第12話 本物
広瀬さんは結婚2年目。アパートの一室で、奥さんとふたりで暮らしている。
ある日、彼は自宅の鍵を持たずに出勤してしまった。会社帰りに一杯ひっかけてから帰宅すると、案の定鍵がかかっている。
幸いにも家の灯りは点いている。どうやら奥さんは家にいるらしいと踏んだ広瀬さんは、鍵を開けてもらおうとインターホンを鳴らした。
少し間をおいて、ノイズ混じりの声が応えた。
『はい』
「俺だけど、鍵開けて」
チャイムの向こうで、少し沈黙があった。
『ほんとー? ほんとかぁー?』
おちょくるような口調だった。
疲れていたので少しイラッとしたものの、彼はすぐに「嫁がふざけてるんだな」と思った。
広瀬さんも奥さんも、自他共に認めるお笑い好きである。相手がネタを振ってきたなら、ネタで返さなければならない。さもなくば、素直に鍵を開けてくれないだろう。

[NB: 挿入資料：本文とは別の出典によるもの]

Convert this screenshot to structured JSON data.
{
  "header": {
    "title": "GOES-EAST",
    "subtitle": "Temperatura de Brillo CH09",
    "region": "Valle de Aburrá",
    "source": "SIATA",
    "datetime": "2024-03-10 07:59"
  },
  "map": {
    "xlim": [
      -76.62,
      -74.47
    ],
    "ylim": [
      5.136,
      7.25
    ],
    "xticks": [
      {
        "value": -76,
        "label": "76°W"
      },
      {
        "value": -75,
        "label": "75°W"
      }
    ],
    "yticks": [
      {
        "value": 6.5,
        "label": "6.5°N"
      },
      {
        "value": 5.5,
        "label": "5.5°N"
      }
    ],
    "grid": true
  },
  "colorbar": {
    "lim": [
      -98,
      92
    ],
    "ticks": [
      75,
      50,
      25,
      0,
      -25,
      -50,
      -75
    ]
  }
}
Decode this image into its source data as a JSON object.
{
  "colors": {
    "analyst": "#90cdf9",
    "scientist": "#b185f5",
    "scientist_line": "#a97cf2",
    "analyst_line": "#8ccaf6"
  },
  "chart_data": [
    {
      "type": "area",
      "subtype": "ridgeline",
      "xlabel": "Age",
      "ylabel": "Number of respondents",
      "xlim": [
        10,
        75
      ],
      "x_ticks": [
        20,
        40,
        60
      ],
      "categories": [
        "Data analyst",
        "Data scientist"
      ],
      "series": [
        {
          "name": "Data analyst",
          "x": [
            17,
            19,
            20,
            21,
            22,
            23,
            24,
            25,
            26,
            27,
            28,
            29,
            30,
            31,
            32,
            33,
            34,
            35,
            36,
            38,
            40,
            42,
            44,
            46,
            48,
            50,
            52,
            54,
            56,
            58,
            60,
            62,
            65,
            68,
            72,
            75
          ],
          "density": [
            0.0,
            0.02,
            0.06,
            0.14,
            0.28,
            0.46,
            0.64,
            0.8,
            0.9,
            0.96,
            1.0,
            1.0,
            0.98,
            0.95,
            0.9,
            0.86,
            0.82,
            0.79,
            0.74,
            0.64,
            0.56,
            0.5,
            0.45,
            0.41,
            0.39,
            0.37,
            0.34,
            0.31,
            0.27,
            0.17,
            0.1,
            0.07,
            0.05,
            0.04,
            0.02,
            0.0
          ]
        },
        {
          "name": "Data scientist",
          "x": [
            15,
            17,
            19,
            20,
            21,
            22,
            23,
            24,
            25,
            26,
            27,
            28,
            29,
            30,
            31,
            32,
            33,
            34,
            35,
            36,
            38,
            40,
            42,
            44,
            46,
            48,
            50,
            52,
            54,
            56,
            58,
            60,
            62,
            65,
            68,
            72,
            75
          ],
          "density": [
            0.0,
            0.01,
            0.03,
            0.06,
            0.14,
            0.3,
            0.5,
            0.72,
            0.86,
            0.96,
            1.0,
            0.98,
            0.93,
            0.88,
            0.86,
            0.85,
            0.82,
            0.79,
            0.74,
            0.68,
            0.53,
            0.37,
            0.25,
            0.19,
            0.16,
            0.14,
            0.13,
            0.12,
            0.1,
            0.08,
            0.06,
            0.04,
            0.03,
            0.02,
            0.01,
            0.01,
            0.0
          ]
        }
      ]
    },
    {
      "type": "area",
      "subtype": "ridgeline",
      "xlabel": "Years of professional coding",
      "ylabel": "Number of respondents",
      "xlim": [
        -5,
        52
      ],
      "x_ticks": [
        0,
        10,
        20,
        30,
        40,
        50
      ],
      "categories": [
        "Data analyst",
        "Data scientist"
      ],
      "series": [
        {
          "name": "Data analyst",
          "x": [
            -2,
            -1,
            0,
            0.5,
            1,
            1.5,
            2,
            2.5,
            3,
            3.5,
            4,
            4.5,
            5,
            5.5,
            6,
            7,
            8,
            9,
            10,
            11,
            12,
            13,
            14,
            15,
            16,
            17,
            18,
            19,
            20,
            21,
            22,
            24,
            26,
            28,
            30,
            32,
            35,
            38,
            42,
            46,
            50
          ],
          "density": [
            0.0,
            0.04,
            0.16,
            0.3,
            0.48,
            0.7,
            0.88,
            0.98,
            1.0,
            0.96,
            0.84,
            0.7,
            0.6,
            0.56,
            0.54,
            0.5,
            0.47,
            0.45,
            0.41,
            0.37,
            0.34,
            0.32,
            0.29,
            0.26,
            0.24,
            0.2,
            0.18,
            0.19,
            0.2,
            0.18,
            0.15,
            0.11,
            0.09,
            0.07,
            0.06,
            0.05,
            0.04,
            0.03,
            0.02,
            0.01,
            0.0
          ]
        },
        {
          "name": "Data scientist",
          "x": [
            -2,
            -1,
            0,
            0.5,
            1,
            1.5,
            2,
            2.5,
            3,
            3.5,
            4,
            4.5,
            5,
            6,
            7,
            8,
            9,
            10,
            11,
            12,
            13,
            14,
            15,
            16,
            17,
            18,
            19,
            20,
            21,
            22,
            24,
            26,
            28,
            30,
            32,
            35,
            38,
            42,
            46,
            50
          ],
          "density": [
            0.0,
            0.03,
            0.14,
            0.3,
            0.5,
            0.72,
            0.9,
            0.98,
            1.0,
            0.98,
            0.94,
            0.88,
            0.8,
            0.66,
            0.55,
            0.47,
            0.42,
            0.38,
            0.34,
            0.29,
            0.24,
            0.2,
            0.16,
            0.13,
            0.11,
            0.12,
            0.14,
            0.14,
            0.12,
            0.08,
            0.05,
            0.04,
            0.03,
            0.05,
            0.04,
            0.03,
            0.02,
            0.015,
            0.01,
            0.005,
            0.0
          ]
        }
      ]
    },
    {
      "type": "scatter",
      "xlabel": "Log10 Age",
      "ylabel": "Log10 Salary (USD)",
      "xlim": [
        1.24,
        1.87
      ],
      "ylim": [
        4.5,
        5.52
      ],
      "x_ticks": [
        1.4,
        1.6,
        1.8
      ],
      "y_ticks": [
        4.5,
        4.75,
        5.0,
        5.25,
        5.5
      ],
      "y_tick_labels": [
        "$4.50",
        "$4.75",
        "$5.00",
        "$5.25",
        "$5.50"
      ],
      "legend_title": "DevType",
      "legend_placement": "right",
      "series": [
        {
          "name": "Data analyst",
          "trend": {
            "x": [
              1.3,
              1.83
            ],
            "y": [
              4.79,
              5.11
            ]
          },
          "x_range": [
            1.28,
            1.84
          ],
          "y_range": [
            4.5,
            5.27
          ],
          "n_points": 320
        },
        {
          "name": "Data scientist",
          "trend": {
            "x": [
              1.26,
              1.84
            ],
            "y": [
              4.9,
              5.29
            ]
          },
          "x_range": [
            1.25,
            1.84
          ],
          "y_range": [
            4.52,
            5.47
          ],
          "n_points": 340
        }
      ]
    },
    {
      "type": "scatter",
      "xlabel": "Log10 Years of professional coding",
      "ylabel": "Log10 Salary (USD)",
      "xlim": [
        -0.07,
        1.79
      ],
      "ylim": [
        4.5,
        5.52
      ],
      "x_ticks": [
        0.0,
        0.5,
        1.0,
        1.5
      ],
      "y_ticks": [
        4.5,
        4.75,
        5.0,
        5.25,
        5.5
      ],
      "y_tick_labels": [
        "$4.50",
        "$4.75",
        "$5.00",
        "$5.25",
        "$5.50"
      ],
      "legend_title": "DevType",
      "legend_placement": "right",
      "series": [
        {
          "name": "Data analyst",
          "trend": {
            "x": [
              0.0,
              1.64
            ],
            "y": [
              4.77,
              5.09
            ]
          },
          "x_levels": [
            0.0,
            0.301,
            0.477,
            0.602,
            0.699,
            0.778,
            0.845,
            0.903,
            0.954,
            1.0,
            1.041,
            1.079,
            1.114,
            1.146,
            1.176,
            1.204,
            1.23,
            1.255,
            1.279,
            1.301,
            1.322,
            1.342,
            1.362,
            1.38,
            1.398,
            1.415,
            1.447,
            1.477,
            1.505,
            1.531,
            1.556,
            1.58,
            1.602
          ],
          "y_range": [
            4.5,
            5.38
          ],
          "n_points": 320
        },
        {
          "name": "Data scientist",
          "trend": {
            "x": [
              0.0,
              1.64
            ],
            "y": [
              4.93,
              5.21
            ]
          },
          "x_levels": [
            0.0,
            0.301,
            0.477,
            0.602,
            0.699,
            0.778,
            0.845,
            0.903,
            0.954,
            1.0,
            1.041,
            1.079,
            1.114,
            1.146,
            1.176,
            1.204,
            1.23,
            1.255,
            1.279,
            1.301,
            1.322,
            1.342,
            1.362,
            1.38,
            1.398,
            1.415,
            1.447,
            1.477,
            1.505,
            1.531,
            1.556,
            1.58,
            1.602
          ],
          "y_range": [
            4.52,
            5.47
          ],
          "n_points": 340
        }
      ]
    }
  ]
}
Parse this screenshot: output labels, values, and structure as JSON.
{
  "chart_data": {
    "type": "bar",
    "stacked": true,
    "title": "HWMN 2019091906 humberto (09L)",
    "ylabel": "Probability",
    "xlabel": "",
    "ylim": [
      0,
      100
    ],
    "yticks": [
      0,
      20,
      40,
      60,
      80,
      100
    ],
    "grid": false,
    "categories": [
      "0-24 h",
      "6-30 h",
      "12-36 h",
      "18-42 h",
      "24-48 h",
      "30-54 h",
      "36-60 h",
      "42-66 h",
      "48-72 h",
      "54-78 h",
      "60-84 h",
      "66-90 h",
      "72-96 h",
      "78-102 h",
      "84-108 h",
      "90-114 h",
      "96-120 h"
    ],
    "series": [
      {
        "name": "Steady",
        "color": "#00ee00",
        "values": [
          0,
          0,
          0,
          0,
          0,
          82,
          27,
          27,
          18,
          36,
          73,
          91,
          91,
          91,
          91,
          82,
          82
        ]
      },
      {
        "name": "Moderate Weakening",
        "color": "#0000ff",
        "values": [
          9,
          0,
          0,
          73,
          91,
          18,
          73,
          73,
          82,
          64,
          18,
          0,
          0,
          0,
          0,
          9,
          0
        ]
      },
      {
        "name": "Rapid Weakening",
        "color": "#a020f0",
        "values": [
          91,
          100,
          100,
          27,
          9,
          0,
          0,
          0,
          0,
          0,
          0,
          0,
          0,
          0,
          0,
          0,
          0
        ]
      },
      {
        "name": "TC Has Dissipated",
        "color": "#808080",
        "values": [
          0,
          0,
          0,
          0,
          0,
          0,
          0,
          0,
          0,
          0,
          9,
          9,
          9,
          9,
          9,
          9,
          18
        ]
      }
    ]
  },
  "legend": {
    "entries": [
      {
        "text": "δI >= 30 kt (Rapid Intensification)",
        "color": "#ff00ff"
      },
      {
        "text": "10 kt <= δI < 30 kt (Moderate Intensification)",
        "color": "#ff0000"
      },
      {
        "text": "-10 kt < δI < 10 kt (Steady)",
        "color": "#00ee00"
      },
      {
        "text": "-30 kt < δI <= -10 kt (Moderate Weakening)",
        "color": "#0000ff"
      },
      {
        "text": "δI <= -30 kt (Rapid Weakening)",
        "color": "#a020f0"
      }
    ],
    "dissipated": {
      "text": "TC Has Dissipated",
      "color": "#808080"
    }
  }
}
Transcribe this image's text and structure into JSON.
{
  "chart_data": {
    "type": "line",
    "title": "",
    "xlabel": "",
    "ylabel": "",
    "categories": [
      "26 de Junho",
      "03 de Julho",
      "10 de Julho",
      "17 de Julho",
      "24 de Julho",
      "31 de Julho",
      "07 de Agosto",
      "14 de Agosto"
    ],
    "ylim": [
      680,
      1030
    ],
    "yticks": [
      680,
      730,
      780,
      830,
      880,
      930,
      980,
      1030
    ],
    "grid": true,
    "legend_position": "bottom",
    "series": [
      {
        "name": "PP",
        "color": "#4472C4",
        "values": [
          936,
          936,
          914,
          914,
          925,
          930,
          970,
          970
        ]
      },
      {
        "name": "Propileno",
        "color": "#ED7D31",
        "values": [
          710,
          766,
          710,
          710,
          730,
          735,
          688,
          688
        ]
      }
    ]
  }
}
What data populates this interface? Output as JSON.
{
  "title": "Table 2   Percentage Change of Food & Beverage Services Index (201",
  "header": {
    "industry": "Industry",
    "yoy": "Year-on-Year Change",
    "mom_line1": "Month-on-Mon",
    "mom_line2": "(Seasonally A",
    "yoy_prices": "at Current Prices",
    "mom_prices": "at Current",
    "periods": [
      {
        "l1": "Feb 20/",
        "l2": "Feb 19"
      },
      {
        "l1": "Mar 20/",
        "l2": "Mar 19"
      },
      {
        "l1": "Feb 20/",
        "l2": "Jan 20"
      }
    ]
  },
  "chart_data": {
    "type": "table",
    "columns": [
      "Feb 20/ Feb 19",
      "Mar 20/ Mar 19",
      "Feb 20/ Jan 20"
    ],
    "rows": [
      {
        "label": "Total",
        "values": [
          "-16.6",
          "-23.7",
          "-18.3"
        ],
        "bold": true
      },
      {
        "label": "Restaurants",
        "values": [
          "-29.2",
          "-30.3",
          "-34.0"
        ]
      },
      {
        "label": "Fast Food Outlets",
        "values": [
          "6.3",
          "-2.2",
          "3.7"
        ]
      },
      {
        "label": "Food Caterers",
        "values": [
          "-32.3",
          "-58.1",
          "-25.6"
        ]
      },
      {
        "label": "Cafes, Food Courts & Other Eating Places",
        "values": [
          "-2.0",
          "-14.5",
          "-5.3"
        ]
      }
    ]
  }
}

「よーし! 本物だと証明するために、例のやつをやってやろう! 『驚いた時だけ片桐仁に似てる俺の弟』のモノマネ!」
広瀬さんは玄関の前で、細かすぎて奥さんにしか伝わらないモノマネを披露した。酔いも手伝って、それは全力投球のモノマネとなった。
と、後ろから誰かに肩をつつかれた。
「何やってんの?」
振り返ると、コンビニの袋を提げた奥さんが、呆れ顔で立っていた。
「ええっ!? お前、中にいたんじゃ……ええーっ!?」
念入りに家探ししたが、中には誰もいなかった。戸締りもきちんとしてあり、何者かが侵入した形跡もなかったという。
「あれは恥ずかしかった……見られたのが嫁でよかった」
広瀬さんはこの話をするたびに、そうぼやいて凹む。
ちなみに奥さんからは、「モニターなしのインターホンに向かって顔芸とかないわ」とダメ出しを受け、散々だったそうだ。